Ohio Governor Ted Strickland, a former prison psychologist, admits that he recognizes the irony.  His state is keeping Lawrence Reynolds alive, on suicide watch, so they can execute him Tuesday morning.  Reynolds attempted suicide by overdosing on pills on Sunday and was rushed to the hospital where his life was saved.  The Governor postponed his execution, original scheduled for March 9, to give him sufficient time to recover so that the Buckeye state can kill him properly.

“It is ironic, obviously, that you would work to keep someone alive when they are scheduled to be executed,” the Governor said.  “Ironic” may be putting it mildly.  When you adopt a policy (state killing) that directly contradicts basic values (life is precious), absurd and morally dubious practices like this are inevitable.

What is ironic is that, back in May 2007, the state of Ohio executed Christopher Newton, who volunteered” to be put to death by giving up his appeals.  He even refused to cooperate with those investigating the crime he committed unless they promised to seek the death penalty.  The state of Ohio was surely assisting Newton in committing suicide on that day, though they nearly botched it by taking 90 minutes to find a vein to administer his lethal injection.

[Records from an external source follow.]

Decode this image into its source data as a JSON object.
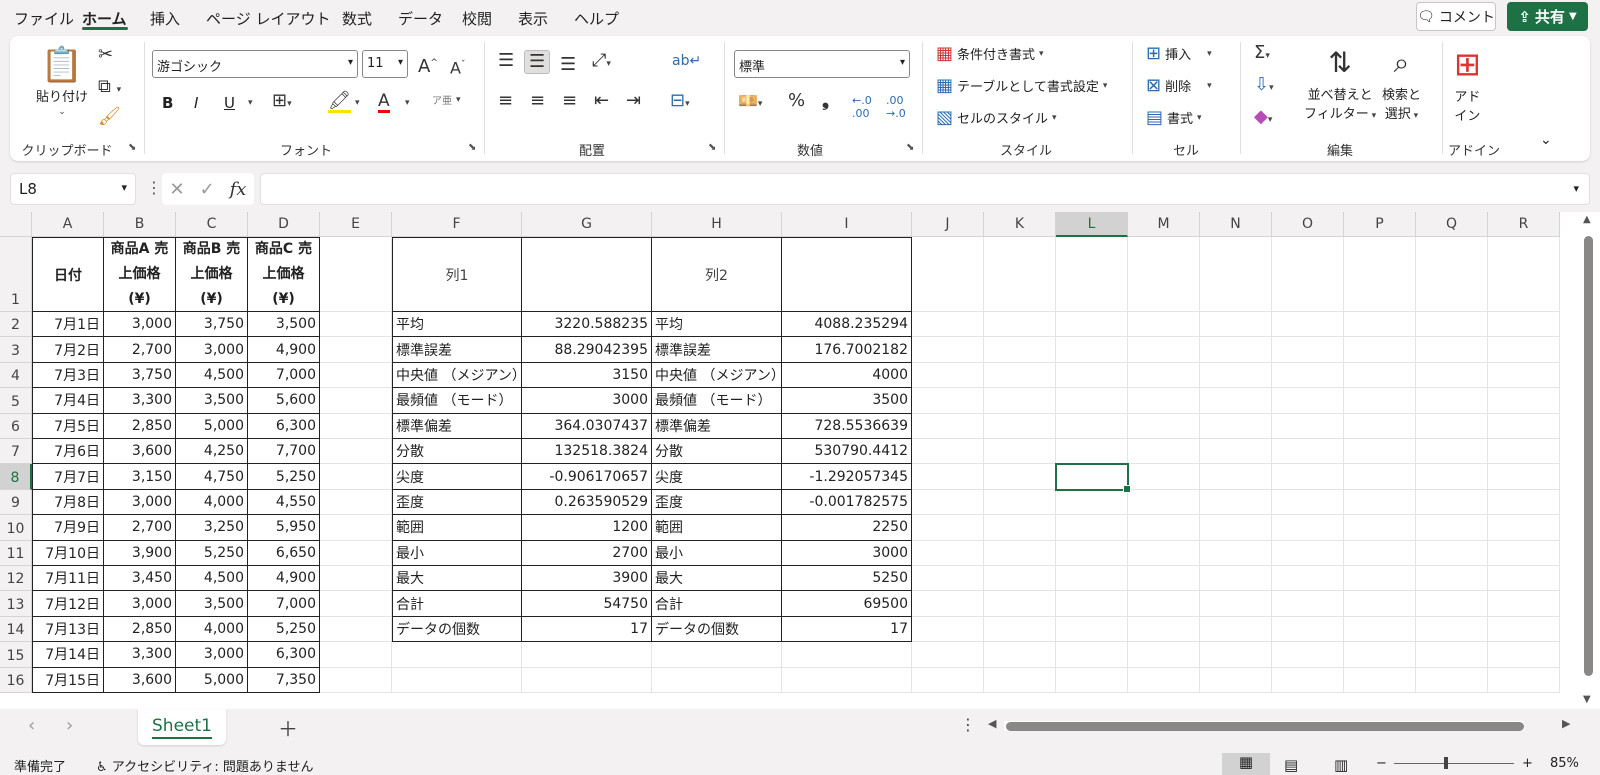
{
  "menu": {
    "items": [
      "ファイル",
      "ホーム",
      "挿入",
      "ページ レイアウト",
      "数式",
      "データ",
      "校閲",
      "表示",
      "ヘルプ"
    ],
    "comment": "コメント",
    "share": "共有"
  },
  "ribbon": {
    "clipboard": {
      "paste": "貼り付け",
      "label": "クリップボード"
    },
    "font": {
      "name": "游ゴシック",
      "size": "11",
      "bold": "B",
      "italic": "I",
      "underline": "U",
      "label": "フォント"
    },
    "alignment": {
      "label": "配置"
    },
    "number": {
      "format": "標準",
      "label": "数値"
    },
    "styles": {
      "conditional": "条件付き書式",
      "table": "テーブルとして書式設定",
      "cell_styles": "セルのスタイル",
      "label": "スタイル"
    },
    "cells": {
      "insert": "挿入",
      "delete": "削除",
      "format": "書式",
      "label": "セル"
    },
    "editing": {
      "sort": "並べ替えと",
      "sort2": "フィルター",
      "find": "検索と",
      "find2": "選択",
      "label": "編集"
    },
    "addins": {
      "addin": "アド",
      "addin2": "イン",
      "label": "アドイン"
    }
  },
  "formula_bar": {
    "name_box": "L8",
    "fx": "fx",
    "value": ""
  },
  "columns": [
    "A",
    "B",
    "C",
    "D",
    "E",
    "F",
    "G",
    "H",
    "I",
    "J",
    "K",
    "L",
    "M",
    "N",
    "O",
    "P",
    "Q",
    "R"
  ],
  "rows": [
    "1",
    "2",
    "3",
    "4",
    "5",
    "6",
    "7",
    "8",
    "9",
    "10",
    "11",
    "12",
    "13",
    "14",
    "15",
    "16"
  ],
  "header_row": {
    "a": "日付",
    "b": [
      "商品A 売",
      "上価格",
      "(¥)"
    ],
    "c": [
      "商品B 売",
      "上価格",
      "(¥)"
    ],
    "d": [
      "商品C 売",
      "上価格",
      "(¥)"
    ],
    "f": "列1",
    "h": "列2"
  },
  "table": [
    [
      "7月1日",
      "3,000",
      "3,750",
      "3,500"
    ],
    [
      "7月2日",
      "2,700",
      "3,000",
      "4,900"
    ],
    [
      "7月3日",
      "3,750",
      "4,500",
      "7,000"
    ],
    [
      "7月4日",
      "3,300",
      "3,500",
      "5,600"
    ],
    [
      "7月5日",
      "2,850",
      "5,000",
      "6,300"
    ],
    [
      "7月6日",
      "3,600",
      "4,250",
      "7,700"
    ],
    [
      "7月7日",
      "3,150",
      "4,750",
      "5,250"
    ],
    [
      "7月8日",
      "3,000",
      "4,000",
      "4,550"
    ],
    [
      "7月9日",
      "2,700",
      "3,250",
      "5,950"
    ],
    [
      "7月10日",
      "3,900",
      "5,250",
      "6,650"
    ],
    [
      "7月11日",
      "3,450",
      "4,500",
      "4,900"
    ],
    [
      "7月12日",
      "3,000",
      "3,500",
      "7,000"
    ],
    [
      "7月13日",
      "2,850",
      "4,000",
      "5,250"
    ],
    [
      "7月14日",
      "3,300",
      "3,000",
      "6,300"
    ],
    [
      "7月15日",
      "3,600",
      "5,000",
      "7,350"
    ]
  ],
  "stats": [
    [
      "平均",
      "3220.588235",
      "平均",
      "4088.235294"
    ],
    [
      "標準誤差",
      "88.29042395",
      "標準誤差",
      "176.7002182"
    ],
    [
      "中央値 （メジアン）",
      "3150",
      "中央値 （メジアン）",
      "4000"
    ],
    [
      "最頻値 （モード）",
      "3000",
      "最頻値 （モード）",
      "3500"
    ],
    [
      "標準偏差",
      "364.0307437",
      "標準偏差",
      "728.5536639"
    ],
    [
      "分散",
      "132518.3824",
      "分散",
      "530790.4412"
    ],
    [
      "尖度",
      "-0.906170657",
      "尖度",
      "-1.292057345"
    ],
    [
      "歪度",
      "0.263590529",
      "歪度",
      "-0.001782575"
    ],
    [
      "範囲",
      "1200",
      "範囲",
      "2250"
    ],
    [
      "最小",
      "2700",
      "最小",
      "3000"
    ],
    [
      "最大",
      "3900",
      "最大",
      "5250"
    ],
    [
      "合計",
      "54750",
      "合計",
      "69500"
    ],
    [
      "データの個数",
      "17",
      "データの個数",
      "17"
    ]
  ],
  "sheet": {
    "tab": "Sheet1"
  },
  "status": {
    "ready": "準備完了",
    "accessibility": "アクセシビリティ: 問題ありません",
    "zoom": "85%"
  }
}
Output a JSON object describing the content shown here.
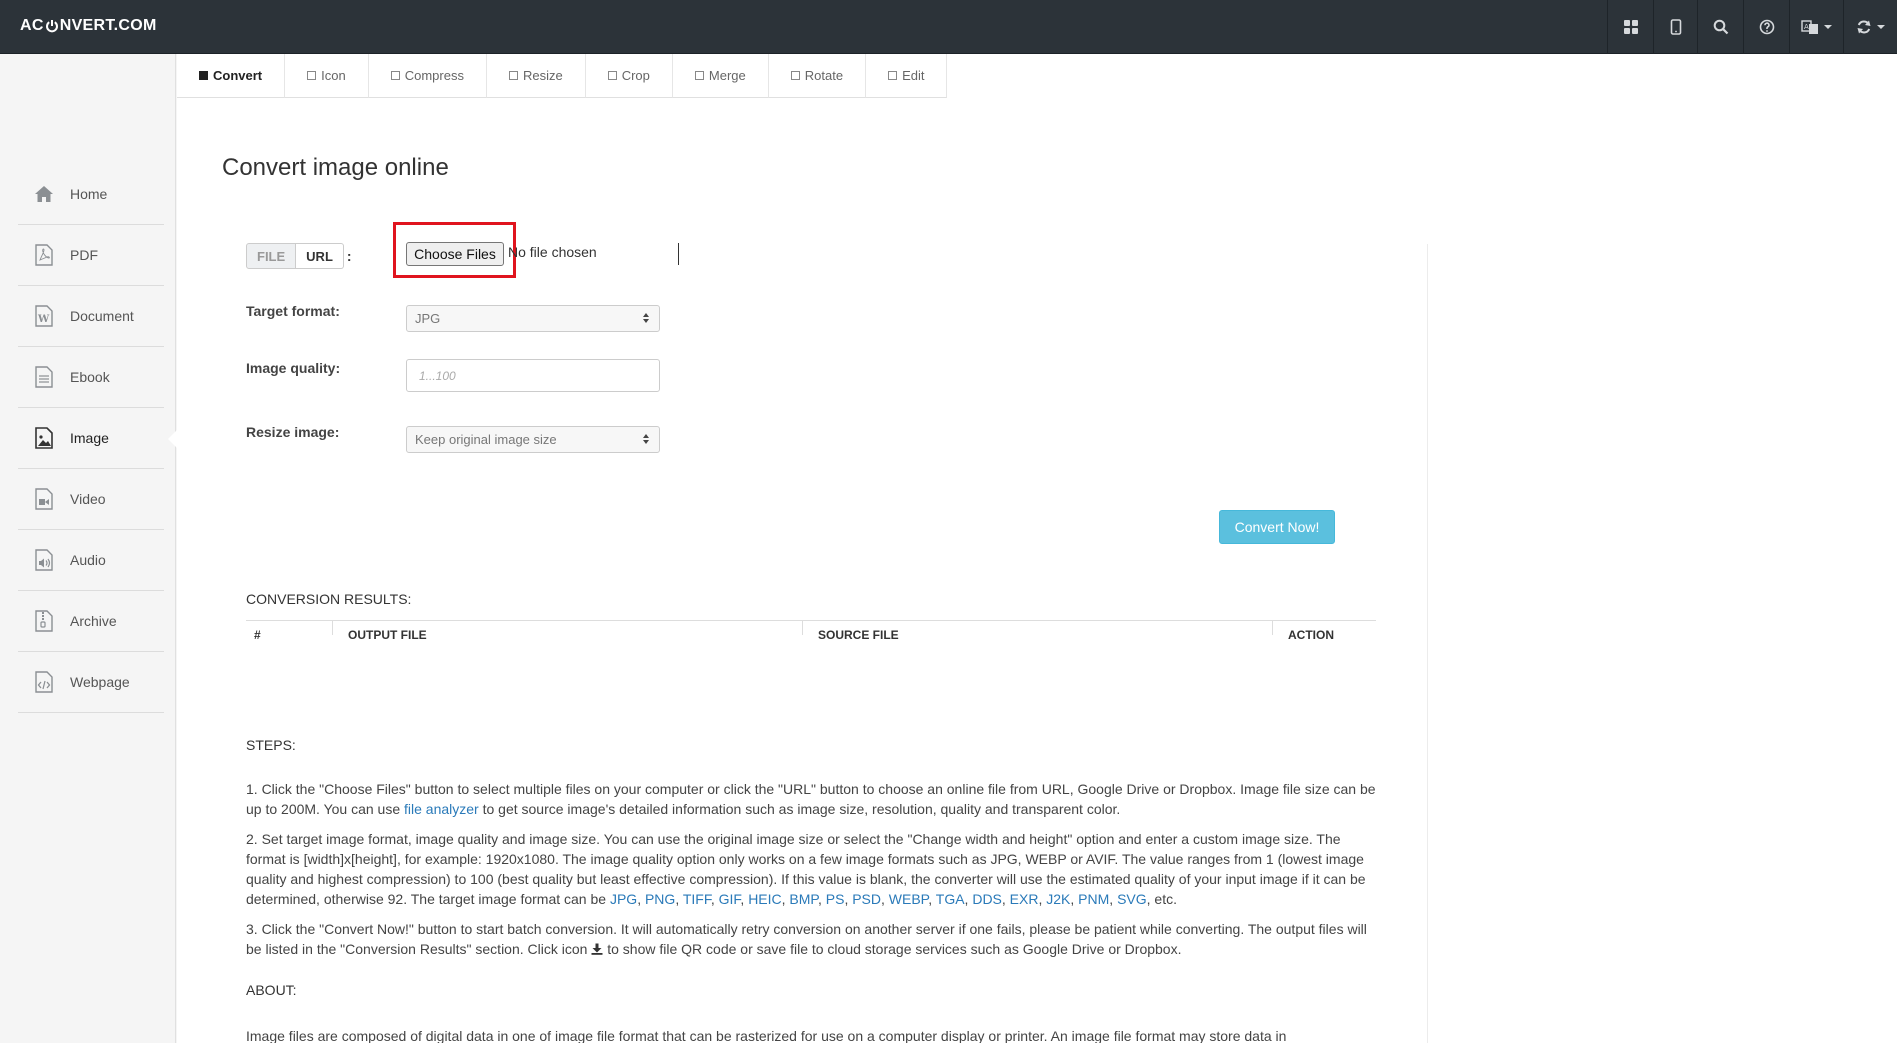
{
  "brand": {
    "left": "AC",
    "right": "NVERT.COM"
  },
  "tabs": [
    {
      "label": "Convert",
      "active": true
    },
    {
      "label": "Icon",
      "active": false
    },
    {
      "label": "Compress",
      "active": false
    },
    {
      "label": "Resize",
      "active": false
    },
    {
      "label": "Crop",
      "active": false
    },
    {
      "label": "Merge",
      "active": false
    },
    {
      "label": "Rotate",
      "active": false
    },
    {
      "label": "Edit",
      "active": false
    }
  ],
  "sidebar": {
    "items": [
      {
        "label": "Home",
        "icon": "home-icon"
      },
      {
        "label": "PDF",
        "icon": "pdf-file-icon"
      },
      {
        "label": "Document",
        "icon": "document-file-icon"
      },
      {
        "label": "Ebook",
        "icon": "ebook-file-icon"
      },
      {
        "label": "Image",
        "icon": "image-file-icon",
        "active": true
      },
      {
        "label": "Video",
        "icon": "video-file-icon"
      },
      {
        "label": "Audio",
        "icon": "audio-file-icon"
      },
      {
        "label": "Archive",
        "icon": "archive-file-icon"
      },
      {
        "label": "Webpage",
        "icon": "webpage-file-icon"
      }
    ]
  },
  "page": {
    "title": "Convert image online"
  },
  "form": {
    "file_label": "FILE",
    "url_label": "URL",
    "colon": ":",
    "choose_files": "Choose Files",
    "no_file": "No file chosen",
    "target_format_label": "Target format:",
    "target_format_value": "JPG",
    "image_quality_label": "Image quality:",
    "image_quality_placeholder": "1...100",
    "resize_label": "Resize image:",
    "resize_value": "Keep original image size",
    "convert_button": "Convert Now!"
  },
  "results": {
    "heading": "CONVERSION RESULTS:",
    "columns": [
      "#",
      "OUTPUT FILE",
      "SOURCE FILE",
      "ACTION"
    ]
  },
  "steps": {
    "heading": "STEPS:",
    "step1_a": "1. Click the \"Choose Files\" button to select multiple files on your computer or click the \"URL\" button to choose an online file from URL, Google Drive or Dropbox. Image file size can be up to 200M. You can use ",
    "step1_link": "file analyzer",
    "step1_b": " to get source image's detailed information such as image size, resolution, quality and transparent color.",
    "step2_a": "2. Set target image format, image quality and image size. You can use the original image size or select the \"Change width and height\" option and enter a custom image size. The format is [width]x[height], for example: 1920x1080. The image quality option only works on a few image formats such as JPG, WEBP or AVIF. The value ranges from 1 (lowest image quality and highest compression) to 100 (best quality but least effective compression). If this value is blank, the converter will use the estimated quality of your input image if it can be determined, otherwise 92. The target image format can be ",
    "step2_formats": [
      "JPG",
      "PNG",
      "TIFF",
      "GIF",
      "HEIC",
      "BMP",
      "PS",
      "PSD",
      "WEBP",
      "TGA",
      "DDS",
      "EXR",
      "J2K",
      "PNM",
      "SVG"
    ],
    "step2_b": ", etc.",
    "step3_a": "3. Click the \"Convert Now!\" button to start batch conversion. It will automatically retry conversion on another server if one fails, please be patient while converting. The output files will be listed in the \"Conversion Results\" section. Click icon ",
    "step3_b": " to show file QR code or save file to cloud storage services such as Google Drive or Dropbox."
  },
  "about": {
    "heading": "ABOUT:",
    "text": "Image files are composed of digital data in one of image file format that can be rasterized for use on a computer display or printer. An image file format may store data in"
  },
  "colors": {
    "navbar": "#2c3339",
    "accent": "#5bc0de",
    "highlight": "#e0141e",
    "link": "#2a7ab9"
  }
}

(Nationally, there have been 135 of these “voluntary” executions, representing over 10 percent of all executions since reinstatement of the death penalty in 1976.)

The Governor’s lame excuse for this current predicament is that his government is required to “observe the law as we understand it.”  Of course, the law also allows the Governor to commute death sentences, or even impose a moratorium on all executions in his state, as many, including Amnesty International, are urging him to do.